Saturday, July 26, 2008

The Human Condition

Dear Pod,

The human condition is both sublime and base, soaring in its possibilities and tragic in its realities ... it is also just a bit humorous, when you get to know it well enough.  We are staggeringly complex creatures, each unique, each capable of creating and experiencing beauty, joy, and love, yet each also capable of hatred, bigotry, and the callous indifference to suffering possible only through ignoring others' humanity.  You must learn to recognize these tendencies in your heart and mind.  Tend towards the former when you can.  And seek to inspire the same in those open to your influence.

The conditions of life on this earth grind many of us into a miserable physical existence.  And even for those of us who are materially better off, the widespread misery and apparent hopelessness of so many causes psychic damage.  Yet almost all of us - including those least able and most disadvantaged - continue living, often with great zest.  This begs some explanation - a mere fragment of which I am able to understand myself and share with you.

Surrounding our whole predicament is an aching, inescapable burden.  Intelligent and informed people who are honest with themselves know it beyond any reasonable doubt.  For them it can be a wellspring of energy, curiosity, even purpose but also a terrifying, engulfing, annihilating void.  Many others likely suspect its existence and could discover it with more curiosity.  A host of others are either oblivious to it or in denial, certain of a revealed purpose and order, and a lot of other nonsense besides.  

The burden is a simple, fundamental, perhaps imponderable, question - why.  The question takes varying forms: why not nothing? Or why this particular something?  Or why me, today? As common and seemingly banal as these might seem, they are not trifling questions.  Because we are conscious of the world and ourselves as we actually exist, underlying each of us and all we do is a chasm of maddening darkness - it is where that spark of self-awareness that makes you human escapes to when you decide there is no purpose in life.  Most of us manage to ignore it or convince ourselves that its not there - some genuinely don't entertain the possibility that such an abyss exists.  But it is there - and it cannot be ignored if you are to make the most of the life you have to live as a human being.

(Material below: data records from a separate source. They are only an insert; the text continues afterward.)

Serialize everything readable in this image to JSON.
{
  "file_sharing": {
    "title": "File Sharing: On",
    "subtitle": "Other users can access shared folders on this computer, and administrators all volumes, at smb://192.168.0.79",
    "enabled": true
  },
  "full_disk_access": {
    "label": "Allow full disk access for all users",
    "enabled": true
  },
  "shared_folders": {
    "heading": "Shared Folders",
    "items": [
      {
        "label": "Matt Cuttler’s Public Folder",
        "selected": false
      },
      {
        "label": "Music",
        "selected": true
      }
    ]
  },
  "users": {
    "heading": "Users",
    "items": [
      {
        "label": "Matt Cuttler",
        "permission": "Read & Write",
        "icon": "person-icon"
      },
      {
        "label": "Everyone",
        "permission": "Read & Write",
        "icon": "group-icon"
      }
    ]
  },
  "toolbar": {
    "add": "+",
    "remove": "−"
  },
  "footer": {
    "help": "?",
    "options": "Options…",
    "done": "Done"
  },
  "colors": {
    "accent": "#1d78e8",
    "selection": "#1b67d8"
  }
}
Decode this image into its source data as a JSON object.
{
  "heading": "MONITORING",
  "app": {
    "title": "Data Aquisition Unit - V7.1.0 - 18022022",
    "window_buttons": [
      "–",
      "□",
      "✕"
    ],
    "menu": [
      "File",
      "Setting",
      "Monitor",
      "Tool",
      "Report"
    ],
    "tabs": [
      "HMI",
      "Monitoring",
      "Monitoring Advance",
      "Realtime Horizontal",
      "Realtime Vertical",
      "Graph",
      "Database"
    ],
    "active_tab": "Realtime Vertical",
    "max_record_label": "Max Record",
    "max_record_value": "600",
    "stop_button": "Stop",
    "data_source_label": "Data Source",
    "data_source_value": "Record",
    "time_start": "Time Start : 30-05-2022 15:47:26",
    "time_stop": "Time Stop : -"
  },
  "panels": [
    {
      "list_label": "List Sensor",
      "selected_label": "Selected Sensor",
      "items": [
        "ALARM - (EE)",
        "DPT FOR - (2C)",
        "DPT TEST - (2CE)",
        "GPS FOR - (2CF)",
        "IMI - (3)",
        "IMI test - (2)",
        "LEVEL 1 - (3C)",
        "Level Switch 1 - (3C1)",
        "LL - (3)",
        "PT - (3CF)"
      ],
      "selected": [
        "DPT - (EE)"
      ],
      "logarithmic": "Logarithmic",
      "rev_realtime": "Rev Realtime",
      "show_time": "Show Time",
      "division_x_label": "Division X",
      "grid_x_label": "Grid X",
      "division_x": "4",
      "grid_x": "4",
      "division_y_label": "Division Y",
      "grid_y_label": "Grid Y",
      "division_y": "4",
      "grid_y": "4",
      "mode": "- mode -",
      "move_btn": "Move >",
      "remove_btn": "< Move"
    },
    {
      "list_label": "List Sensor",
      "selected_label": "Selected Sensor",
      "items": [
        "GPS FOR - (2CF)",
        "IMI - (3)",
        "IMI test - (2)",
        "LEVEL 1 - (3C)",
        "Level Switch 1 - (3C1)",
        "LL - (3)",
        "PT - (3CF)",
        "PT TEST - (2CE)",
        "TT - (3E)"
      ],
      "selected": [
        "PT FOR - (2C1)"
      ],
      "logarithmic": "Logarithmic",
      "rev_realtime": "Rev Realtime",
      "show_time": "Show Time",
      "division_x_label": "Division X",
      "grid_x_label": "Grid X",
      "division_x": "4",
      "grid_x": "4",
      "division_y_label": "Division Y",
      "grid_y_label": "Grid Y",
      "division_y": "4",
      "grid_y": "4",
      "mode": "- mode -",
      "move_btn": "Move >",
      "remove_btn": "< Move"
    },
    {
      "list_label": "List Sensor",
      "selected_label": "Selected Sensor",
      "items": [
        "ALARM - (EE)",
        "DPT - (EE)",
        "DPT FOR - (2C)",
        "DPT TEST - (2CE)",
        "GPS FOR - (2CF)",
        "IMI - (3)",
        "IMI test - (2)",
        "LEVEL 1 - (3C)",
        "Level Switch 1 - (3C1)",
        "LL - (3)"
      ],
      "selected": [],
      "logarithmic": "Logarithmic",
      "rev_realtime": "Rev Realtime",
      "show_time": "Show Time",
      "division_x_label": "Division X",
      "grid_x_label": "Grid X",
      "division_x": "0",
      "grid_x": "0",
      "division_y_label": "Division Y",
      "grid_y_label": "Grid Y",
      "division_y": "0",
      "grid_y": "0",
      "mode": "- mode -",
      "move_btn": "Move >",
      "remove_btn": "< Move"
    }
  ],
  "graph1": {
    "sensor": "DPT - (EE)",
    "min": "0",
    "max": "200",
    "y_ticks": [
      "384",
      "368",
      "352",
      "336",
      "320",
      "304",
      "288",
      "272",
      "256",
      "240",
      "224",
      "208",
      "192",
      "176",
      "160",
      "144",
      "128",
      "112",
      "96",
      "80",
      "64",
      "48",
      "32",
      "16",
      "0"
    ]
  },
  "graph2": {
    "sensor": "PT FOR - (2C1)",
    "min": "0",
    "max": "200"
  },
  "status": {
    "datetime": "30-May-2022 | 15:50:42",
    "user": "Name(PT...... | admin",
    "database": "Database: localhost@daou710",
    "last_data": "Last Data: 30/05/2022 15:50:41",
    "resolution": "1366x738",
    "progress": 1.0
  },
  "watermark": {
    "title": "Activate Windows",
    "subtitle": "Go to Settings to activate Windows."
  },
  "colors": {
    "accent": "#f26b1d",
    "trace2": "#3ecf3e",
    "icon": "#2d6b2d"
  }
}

Perhaps, it is fear that the void is all too real and inescapable that pushes us, that moves us further forward, upward, outward.  Perhaps, it is the knowledge that maybe there could be no ultimate purpose, that we are inconsequential, accidental, floating adrift with nothing of permanence behind or ahead, and with only our seamy, chaotic life churning all around, that inspires us to inquire, learn, improve, and then do it all again.  Perhaps, it is all that keeps some of us interested in life - and indeed, alive.  Strip away you, your mother, everyone and everything of significance to me - a loss that would be incalculable - strip away this all, and I would still flee from this maddening darkness, I would still seek meaning, though I would have lost the most precious source of meaning I had ever known, son.  I would not succumb to that darkness.  Do not ever let yourself succumb.

Perhaps this will help you to understand ...    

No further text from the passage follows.